Closed DoktorMike closed 2 years ago
They are already available in MLDatasets.jl. It should be quite easy to create a custom function converting MLDatasets' type to GNN.jl's types.
Once https://github.com/JuliaML/MLDatasets.jl/pull/114 is merged, the interface of MLDatasets' datasets will be streamlined and I will be able to implement conversion utilities here without having to depend on MLDatasets directly.
With #164 we have
julia> using MLDatasets, GraphNeuralNetworks
julia> dataset = OGBDataset("ogbn-arxiv")
dataset OGBDataset:
name => ogbn-arxiv
metadata => Dict{String, Any} with 17 entries
graphs => 1-element Vector{MLDatasets.Graph}
graph_data => nothing
julia> mldataset2gnngraph(dataset)
GNNGraph:
num_nodes = 169343
num_edges = 1166243
ndata:
val_mask => 169343-element BitVector
test_mask => 169343-element BitVector
year => 169343-element Vector{Int64}
features => 128×169343 Matrix{Float32}
label => 169343-element Vector{Int64}
train_mask => 169343-element BitVector
There are quite a few useful datasets, benchmarks and leaderboards in ogb. The paper is here.

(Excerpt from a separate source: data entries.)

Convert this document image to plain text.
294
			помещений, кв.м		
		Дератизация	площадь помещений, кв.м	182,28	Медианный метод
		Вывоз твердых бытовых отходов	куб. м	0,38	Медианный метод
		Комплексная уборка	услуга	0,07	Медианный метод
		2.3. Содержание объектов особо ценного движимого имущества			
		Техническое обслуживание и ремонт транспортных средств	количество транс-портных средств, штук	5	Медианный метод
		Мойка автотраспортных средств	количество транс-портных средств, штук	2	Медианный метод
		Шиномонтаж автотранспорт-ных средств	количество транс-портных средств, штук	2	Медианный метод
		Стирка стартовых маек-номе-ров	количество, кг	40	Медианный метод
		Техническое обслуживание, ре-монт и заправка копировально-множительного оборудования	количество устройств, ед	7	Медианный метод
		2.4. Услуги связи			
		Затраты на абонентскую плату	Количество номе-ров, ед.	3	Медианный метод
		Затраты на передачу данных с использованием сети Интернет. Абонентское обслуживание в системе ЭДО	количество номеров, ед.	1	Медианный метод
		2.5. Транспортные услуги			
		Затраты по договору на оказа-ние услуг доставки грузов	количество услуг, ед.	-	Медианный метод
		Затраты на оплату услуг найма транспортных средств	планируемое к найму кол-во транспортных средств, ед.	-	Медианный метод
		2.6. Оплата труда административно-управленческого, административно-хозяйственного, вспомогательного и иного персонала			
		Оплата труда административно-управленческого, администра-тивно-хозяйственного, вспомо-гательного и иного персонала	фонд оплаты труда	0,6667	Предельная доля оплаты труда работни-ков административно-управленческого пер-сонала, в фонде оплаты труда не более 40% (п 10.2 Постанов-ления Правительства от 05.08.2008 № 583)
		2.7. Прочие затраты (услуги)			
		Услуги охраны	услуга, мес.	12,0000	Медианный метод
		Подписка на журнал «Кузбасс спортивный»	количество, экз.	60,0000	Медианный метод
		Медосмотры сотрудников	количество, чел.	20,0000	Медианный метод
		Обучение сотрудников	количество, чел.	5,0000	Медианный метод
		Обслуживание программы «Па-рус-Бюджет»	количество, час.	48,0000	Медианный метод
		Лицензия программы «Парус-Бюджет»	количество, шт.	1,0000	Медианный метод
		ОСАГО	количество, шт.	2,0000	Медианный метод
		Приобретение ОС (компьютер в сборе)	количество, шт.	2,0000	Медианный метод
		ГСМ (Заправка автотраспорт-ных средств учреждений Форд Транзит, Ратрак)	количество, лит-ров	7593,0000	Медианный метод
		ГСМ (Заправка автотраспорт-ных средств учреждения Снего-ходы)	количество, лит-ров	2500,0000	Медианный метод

From what I can see it plays nicely with PyTorch Geometric and Deep Graph Library both of which are Python packages.
I would think that having access to these resources through
GraphNeuralNetworks.jl
or another julia package could ease the attraction of new users. I haven't used many of these datasets myself so I don't know more than this.